Yo no quiero salvar al mundo, ni siquiera cambiarlo. Me importan las pocas cosas que considero dan un balance a mi vida; comer a tiempo y cada día, dormir seguro y tranquilo, saber que puedo ocuparme de mí con ingresos suficientes, estar sano, y de sentirme enfermo saber que sería atendido con prontitud y buena atención en una clínica. Yo, ni siquiera tengo claridad filosófica o religiosa sobre mis propósitos, estoy aquí con mis condiciones de mamífero empeñado en ser alguien socialmente correcto para vivir en lo que parece tener armonía con los otros. Así, simple, sin apetito por una revolución o con afán por encallar en la avaricia del capitalismo.
Ella estuvo un tiempo conmigo, como quien conoce un local nuevo a un par de calles de la casa y se asoma por curiosidad a ver de qué van las cosas allí. Entra con curiosidad de niño para distinguir las cosas, al comienzo encuentra una fascinación que trasciende lo admirable, pero luego los cosas se vuelven normales, aquello que era oportuno comparar porque era vistoso se torna plano, y se le mira sin ambiciones estéticas o intelectuales. Así anduvo conmigo con una curiosidad por mí que fue perdiendo con el tiempo. Siguiendo con el ejemplo del local, empieza a notar el polvo tras las piezas expuestas en los estantes, nota el esfuerzo de quien atiende por sostener un discurso con el cual vende los objetos, observa como el cansancio todo lo inclina hacia las sombras.

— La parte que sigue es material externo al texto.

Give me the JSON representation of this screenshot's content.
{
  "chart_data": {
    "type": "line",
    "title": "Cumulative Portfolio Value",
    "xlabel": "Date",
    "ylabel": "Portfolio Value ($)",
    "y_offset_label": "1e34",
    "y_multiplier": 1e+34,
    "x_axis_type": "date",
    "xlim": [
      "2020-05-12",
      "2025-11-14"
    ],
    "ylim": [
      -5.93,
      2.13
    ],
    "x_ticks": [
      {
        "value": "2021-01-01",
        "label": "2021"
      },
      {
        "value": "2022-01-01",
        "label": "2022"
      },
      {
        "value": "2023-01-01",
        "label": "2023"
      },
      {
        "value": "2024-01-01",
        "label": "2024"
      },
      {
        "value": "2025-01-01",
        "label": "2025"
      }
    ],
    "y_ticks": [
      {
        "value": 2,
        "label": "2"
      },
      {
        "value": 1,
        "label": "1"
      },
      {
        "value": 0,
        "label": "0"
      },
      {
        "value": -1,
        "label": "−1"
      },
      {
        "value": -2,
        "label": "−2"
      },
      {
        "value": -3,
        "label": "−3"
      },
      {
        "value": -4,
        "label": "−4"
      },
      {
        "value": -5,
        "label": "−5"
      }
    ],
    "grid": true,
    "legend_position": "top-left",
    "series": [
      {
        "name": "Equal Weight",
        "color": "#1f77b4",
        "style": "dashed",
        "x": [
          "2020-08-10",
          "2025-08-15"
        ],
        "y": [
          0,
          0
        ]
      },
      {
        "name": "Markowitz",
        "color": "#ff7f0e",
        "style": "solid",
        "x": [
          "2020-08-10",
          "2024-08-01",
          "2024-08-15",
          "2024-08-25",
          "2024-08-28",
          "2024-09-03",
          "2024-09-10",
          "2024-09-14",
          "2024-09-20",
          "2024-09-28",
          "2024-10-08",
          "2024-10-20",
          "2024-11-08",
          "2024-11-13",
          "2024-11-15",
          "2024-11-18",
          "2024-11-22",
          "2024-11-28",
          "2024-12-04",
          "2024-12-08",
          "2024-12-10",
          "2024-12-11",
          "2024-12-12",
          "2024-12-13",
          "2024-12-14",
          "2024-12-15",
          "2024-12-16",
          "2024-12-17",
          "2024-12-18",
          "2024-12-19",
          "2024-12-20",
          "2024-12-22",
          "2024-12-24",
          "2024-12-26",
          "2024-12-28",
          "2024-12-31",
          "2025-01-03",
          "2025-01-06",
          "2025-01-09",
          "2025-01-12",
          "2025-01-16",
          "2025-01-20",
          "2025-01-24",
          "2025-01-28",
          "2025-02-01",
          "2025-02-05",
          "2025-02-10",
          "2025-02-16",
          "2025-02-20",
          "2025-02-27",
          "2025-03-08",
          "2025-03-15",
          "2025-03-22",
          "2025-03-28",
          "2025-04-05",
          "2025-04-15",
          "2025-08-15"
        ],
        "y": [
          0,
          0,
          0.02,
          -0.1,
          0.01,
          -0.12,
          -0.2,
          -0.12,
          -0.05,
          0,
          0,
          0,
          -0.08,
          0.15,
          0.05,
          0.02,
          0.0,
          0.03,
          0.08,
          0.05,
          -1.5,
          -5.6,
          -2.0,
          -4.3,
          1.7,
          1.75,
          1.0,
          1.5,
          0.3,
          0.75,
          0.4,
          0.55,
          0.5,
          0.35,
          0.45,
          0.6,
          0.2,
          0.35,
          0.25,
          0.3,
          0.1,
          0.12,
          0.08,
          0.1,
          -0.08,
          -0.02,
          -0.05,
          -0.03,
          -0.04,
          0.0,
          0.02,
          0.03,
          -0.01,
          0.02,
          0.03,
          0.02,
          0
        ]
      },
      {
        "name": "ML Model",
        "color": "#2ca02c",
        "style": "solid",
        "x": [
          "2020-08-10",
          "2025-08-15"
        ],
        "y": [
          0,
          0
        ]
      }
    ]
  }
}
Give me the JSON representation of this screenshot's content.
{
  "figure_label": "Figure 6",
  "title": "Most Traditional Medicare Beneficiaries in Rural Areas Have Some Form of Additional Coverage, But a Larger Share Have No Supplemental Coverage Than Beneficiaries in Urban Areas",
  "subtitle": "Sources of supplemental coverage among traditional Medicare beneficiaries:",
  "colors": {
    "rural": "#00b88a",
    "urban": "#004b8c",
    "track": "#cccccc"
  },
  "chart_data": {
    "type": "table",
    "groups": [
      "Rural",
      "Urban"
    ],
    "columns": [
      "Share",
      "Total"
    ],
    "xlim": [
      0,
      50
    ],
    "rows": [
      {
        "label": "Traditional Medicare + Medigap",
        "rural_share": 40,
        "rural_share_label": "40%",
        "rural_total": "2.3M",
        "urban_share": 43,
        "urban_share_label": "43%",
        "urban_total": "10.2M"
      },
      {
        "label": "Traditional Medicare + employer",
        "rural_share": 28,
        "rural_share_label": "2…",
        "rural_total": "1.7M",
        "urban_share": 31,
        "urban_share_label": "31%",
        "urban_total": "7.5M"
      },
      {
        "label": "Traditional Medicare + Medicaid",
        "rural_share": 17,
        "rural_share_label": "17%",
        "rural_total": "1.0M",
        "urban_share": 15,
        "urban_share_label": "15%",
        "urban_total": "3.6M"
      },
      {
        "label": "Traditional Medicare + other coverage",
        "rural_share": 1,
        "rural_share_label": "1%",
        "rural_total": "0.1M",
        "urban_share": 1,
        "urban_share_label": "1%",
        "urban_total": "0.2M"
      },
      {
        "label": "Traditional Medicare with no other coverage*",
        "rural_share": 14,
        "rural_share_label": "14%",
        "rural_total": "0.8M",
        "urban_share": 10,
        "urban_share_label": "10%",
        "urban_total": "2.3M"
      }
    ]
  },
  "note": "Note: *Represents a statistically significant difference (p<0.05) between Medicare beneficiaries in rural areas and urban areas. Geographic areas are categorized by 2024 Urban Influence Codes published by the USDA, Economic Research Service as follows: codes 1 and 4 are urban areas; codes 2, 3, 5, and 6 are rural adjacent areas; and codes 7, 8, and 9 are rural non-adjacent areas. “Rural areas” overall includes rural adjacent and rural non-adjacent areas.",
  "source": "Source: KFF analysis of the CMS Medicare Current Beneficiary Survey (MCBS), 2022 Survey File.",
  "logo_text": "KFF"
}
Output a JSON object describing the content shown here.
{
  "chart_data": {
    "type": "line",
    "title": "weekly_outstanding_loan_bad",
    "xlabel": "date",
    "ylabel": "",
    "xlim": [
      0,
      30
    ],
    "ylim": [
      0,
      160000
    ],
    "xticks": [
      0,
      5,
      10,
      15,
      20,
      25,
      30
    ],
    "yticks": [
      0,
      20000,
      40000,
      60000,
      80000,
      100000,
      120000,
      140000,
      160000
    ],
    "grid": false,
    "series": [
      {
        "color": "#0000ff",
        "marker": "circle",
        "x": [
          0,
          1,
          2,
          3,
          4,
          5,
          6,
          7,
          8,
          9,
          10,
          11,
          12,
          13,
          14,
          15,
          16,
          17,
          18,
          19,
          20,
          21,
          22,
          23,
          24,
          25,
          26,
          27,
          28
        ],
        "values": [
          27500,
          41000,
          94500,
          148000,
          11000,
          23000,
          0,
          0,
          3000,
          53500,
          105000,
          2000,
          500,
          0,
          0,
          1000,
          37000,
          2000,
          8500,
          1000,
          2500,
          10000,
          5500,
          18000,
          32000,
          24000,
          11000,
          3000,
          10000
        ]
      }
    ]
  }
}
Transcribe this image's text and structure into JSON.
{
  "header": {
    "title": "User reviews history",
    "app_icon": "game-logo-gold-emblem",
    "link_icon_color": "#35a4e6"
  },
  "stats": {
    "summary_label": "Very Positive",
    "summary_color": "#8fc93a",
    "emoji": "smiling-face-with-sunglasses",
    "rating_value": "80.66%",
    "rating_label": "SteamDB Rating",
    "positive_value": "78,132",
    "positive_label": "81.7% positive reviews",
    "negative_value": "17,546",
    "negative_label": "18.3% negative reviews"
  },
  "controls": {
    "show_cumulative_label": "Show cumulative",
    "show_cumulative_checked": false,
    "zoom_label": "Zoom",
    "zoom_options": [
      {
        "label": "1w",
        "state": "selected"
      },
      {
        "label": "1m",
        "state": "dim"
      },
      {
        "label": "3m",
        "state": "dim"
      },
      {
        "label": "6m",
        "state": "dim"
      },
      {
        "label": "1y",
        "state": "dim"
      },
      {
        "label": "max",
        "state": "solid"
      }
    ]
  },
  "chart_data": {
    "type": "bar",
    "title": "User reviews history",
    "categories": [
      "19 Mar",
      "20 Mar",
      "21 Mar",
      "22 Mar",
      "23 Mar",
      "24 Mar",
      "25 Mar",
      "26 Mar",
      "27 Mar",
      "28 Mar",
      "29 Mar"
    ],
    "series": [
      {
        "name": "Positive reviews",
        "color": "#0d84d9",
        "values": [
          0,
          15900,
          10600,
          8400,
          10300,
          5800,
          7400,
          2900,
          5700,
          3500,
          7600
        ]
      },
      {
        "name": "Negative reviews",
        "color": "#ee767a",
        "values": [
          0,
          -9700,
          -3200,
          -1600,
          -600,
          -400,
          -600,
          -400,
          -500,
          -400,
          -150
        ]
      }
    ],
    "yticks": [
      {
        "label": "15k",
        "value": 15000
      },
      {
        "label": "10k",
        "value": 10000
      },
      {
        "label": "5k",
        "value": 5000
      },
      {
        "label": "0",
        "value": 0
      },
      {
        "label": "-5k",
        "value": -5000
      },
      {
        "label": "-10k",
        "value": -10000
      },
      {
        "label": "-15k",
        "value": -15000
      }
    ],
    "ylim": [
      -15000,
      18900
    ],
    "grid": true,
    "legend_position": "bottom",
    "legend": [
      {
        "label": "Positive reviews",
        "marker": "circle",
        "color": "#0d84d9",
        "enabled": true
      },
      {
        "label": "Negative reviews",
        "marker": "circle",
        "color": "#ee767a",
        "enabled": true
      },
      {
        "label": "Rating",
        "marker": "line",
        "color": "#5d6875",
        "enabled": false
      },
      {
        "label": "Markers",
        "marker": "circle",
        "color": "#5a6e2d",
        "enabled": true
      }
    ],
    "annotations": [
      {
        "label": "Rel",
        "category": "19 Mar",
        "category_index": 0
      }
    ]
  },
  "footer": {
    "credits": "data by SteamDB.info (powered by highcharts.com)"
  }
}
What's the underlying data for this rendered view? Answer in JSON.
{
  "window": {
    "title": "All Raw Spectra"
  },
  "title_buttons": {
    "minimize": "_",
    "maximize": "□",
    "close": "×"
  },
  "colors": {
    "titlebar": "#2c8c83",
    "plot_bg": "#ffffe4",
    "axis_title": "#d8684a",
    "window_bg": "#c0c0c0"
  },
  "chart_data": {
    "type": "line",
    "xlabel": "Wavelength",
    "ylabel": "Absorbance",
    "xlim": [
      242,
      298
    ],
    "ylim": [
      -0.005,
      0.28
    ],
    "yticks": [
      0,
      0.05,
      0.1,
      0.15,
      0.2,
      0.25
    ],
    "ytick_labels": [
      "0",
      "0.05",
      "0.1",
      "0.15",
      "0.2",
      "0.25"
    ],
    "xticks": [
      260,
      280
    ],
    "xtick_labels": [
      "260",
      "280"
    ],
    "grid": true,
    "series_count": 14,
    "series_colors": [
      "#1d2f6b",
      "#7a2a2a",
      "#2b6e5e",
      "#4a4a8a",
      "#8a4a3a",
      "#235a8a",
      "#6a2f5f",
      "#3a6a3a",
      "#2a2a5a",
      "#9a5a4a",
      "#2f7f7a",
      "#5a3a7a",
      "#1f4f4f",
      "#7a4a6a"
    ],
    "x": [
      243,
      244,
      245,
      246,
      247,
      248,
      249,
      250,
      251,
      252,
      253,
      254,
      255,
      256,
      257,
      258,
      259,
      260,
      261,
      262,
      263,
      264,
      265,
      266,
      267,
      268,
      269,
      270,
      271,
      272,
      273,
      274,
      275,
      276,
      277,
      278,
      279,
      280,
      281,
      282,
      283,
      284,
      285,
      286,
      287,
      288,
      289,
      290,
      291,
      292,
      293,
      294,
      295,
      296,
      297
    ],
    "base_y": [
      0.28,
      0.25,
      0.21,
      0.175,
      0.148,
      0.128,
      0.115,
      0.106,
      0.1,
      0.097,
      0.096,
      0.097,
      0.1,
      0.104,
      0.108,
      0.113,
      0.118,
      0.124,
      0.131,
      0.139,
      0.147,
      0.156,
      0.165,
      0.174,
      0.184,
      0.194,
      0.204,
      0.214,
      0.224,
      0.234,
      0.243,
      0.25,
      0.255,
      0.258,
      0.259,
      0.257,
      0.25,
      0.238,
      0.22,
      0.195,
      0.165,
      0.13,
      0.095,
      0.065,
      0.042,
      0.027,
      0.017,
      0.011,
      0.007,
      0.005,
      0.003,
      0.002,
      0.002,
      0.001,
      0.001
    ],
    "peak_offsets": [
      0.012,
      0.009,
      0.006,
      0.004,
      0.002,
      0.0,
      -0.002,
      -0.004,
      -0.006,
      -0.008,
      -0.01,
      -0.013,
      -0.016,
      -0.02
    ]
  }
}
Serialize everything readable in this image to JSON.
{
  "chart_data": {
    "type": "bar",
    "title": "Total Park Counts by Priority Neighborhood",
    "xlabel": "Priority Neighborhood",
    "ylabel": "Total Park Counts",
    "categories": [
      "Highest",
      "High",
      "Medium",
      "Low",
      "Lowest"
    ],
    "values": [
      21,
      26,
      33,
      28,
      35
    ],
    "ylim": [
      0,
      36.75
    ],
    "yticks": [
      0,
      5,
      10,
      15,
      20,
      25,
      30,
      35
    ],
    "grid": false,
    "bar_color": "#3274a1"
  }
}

Yo no quiero salvar el mundo, pero si tengo que salvarme, de alguna manera parece que el abismo se extiende hasta el borde en donde pongo mis pasos. Recuerdo que con ella tenía esta sensación de estar a tiempo para todo, para huir, para quedarme, para dar claridad al todo con unas palabras, para encontrar la serenidad en una mirada. Así era, y estas palabras que pongo hoy son para recordarme que ella se ha ido porque está buscando alguien que salve al mundo, mientras yo estoy apenas en el oficio de salvarme a mí mismo.